Aimer son prochain quelle drôle d’idée et pourquoi pas celui qui précède ?
On y voit émerger un panthéon corps poétique qui se joue d’états de formes régressives.Et si le corps n’était qu’un rêve, qui en serait le rêveur ? A contrario si le rêve n’était qu’un corps, qui en serait le dormeur ? Un corps dormant pourrions-nous dire, mais que penser d’un corps éveillé qui parle d’un corps dormant ? Finalement qu’en sait-il ? mais aussi où
en est la logique de l’intérieur et de l’extérieur ? Logification qui nous met face au corps dévoré par ses sombres tabous, conscient de sa monstruosité, un de ces amas tristement
vautré dans l’idée du propre, du correct. Amas en quête de liberté, de territoire que seul
l’anarchie de la pulsion construit ou désordonne.

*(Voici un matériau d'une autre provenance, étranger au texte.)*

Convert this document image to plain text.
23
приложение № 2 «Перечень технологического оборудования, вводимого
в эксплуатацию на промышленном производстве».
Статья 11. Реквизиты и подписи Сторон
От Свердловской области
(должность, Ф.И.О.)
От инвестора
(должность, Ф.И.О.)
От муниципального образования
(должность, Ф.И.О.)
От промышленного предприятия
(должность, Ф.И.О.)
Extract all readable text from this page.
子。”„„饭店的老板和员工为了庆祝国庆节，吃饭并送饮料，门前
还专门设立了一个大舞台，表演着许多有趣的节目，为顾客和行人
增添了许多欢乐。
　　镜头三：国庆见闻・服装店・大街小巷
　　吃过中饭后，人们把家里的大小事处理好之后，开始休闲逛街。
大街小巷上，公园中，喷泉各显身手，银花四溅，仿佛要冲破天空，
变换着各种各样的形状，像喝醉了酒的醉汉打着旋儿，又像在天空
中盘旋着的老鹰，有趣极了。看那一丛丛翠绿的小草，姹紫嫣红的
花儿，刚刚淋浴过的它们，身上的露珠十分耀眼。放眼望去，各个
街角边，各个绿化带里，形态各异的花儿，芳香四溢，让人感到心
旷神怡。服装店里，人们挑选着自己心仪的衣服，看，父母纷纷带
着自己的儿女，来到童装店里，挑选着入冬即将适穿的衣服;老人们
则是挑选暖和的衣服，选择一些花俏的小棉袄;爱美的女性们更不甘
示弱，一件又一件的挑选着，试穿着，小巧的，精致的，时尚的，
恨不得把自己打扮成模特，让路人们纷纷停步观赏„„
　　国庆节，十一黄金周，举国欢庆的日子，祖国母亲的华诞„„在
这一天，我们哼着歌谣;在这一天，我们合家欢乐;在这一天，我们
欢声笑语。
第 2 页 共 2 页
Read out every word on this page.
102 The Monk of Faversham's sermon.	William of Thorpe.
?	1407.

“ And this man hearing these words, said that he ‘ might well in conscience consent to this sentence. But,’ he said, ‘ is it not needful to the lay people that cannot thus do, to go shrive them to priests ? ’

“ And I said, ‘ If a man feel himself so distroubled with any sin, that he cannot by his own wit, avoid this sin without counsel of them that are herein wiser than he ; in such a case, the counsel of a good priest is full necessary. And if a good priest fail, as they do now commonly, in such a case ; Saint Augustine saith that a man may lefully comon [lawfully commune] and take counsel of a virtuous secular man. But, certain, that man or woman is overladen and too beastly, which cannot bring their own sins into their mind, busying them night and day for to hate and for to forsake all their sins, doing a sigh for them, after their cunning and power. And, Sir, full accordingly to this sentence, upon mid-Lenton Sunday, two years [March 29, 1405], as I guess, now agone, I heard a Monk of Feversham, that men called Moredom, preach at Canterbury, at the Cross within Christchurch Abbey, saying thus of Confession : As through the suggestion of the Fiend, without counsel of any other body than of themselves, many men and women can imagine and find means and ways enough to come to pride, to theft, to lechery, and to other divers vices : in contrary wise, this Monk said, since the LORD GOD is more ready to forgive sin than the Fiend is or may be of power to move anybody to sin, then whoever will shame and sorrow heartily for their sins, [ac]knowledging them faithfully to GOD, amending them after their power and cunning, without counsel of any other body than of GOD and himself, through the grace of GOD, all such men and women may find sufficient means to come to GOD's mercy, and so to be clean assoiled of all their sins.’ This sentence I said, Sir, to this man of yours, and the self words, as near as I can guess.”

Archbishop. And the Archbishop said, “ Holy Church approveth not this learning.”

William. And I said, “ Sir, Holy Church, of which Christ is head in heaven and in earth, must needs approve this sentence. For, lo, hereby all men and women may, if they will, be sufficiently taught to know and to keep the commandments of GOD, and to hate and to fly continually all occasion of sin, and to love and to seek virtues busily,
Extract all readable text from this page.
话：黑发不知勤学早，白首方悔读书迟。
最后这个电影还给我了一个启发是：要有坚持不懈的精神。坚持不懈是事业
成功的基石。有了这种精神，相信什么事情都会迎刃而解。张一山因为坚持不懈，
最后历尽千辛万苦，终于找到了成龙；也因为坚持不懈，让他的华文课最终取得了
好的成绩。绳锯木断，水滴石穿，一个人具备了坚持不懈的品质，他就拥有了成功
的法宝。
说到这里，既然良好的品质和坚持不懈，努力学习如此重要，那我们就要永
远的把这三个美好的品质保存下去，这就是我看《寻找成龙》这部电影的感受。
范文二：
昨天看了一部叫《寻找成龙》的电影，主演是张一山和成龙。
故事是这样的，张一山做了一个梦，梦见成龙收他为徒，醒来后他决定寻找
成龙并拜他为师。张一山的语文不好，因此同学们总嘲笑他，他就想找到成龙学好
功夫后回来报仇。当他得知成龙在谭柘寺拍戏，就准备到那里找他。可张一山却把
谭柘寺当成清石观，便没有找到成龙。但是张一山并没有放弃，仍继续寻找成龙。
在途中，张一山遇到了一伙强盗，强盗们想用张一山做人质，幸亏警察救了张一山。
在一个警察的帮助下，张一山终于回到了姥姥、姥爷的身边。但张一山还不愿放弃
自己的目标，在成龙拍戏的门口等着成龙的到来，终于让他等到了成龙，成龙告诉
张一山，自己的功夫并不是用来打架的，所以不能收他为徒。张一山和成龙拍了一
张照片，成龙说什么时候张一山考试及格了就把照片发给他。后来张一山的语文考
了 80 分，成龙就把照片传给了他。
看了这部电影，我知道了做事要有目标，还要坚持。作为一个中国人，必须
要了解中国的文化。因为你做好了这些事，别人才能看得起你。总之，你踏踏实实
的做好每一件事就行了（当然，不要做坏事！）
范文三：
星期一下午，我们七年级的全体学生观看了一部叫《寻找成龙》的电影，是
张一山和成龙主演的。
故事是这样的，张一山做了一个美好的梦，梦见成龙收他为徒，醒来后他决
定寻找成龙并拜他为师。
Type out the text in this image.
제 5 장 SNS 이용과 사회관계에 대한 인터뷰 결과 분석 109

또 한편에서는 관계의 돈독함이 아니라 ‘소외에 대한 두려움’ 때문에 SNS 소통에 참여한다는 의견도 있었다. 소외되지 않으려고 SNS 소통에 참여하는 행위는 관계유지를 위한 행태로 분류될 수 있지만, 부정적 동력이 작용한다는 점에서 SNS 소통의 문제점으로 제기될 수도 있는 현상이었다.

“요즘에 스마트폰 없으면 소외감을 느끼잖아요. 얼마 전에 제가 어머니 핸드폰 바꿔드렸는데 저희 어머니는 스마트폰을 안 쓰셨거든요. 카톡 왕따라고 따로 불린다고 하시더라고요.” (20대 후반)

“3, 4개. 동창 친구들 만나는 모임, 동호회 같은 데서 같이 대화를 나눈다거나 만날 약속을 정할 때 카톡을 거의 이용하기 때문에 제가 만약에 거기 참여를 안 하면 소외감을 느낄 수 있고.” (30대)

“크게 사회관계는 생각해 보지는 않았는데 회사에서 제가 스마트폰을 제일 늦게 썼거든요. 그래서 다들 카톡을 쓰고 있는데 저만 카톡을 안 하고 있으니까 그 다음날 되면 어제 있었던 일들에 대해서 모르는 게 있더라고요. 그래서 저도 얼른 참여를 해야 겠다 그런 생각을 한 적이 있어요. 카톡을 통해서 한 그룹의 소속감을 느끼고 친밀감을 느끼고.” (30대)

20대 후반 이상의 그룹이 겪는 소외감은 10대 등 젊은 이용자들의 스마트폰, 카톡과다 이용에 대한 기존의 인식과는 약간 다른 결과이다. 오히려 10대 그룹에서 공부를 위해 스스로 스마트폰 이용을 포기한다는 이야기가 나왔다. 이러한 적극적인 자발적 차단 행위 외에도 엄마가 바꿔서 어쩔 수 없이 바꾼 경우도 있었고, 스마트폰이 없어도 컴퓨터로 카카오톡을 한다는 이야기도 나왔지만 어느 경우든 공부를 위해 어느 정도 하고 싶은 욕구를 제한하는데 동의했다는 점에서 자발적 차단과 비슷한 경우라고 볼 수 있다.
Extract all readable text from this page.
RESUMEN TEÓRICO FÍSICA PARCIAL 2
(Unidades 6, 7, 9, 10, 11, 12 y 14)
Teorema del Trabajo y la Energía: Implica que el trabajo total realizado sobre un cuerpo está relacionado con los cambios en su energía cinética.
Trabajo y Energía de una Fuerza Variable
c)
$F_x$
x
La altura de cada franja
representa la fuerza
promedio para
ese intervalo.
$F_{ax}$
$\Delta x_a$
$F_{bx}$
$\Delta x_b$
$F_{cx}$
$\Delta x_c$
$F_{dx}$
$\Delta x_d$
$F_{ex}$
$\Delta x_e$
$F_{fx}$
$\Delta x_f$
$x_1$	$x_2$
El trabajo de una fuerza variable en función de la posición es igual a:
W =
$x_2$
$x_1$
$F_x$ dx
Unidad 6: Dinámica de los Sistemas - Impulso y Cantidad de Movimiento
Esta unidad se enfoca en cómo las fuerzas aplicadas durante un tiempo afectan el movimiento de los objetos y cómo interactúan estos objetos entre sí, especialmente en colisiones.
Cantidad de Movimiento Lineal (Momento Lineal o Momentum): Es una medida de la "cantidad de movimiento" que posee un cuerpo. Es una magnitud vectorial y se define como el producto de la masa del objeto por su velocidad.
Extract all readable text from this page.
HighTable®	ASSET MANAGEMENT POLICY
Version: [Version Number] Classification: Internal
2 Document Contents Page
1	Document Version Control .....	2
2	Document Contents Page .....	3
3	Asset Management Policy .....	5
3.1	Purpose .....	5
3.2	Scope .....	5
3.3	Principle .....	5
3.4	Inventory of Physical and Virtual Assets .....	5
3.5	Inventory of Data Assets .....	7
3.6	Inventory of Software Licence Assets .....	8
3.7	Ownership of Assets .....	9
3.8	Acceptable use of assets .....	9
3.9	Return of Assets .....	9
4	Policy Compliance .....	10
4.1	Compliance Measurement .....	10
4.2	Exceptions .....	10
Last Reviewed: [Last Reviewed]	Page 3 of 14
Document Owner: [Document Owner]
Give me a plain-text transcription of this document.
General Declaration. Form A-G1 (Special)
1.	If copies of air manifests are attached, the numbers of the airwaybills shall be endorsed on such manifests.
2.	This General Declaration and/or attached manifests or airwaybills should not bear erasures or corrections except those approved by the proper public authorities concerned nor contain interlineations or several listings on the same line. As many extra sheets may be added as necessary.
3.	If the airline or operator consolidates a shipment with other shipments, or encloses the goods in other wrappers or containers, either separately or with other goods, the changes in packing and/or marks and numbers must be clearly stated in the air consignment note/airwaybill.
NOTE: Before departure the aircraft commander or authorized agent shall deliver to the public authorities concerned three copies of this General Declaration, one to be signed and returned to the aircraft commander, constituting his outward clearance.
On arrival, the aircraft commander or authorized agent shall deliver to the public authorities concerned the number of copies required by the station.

Un corps rhizomique cristallisant des paysages sans horizons, en quelque sorte sans interdits. À cet égard le corps ne représente rien d’autre qu’un autre corps, autre que les autres et le même que le nôtre dans les autres que nous incarcérons. La caste des civilisés appellerait ça l’amour. Macabres locataires en mal de propriétés que l’idée saugrenue du lumineux inspire. Alors, presque confiants, ils s’habillent, se vêtissent, se drapent benoîtement, ils s’encostument, s’enrobent, s’enchemisent et sans culottes en quelques sorte, ils s’en doutent – et vous ?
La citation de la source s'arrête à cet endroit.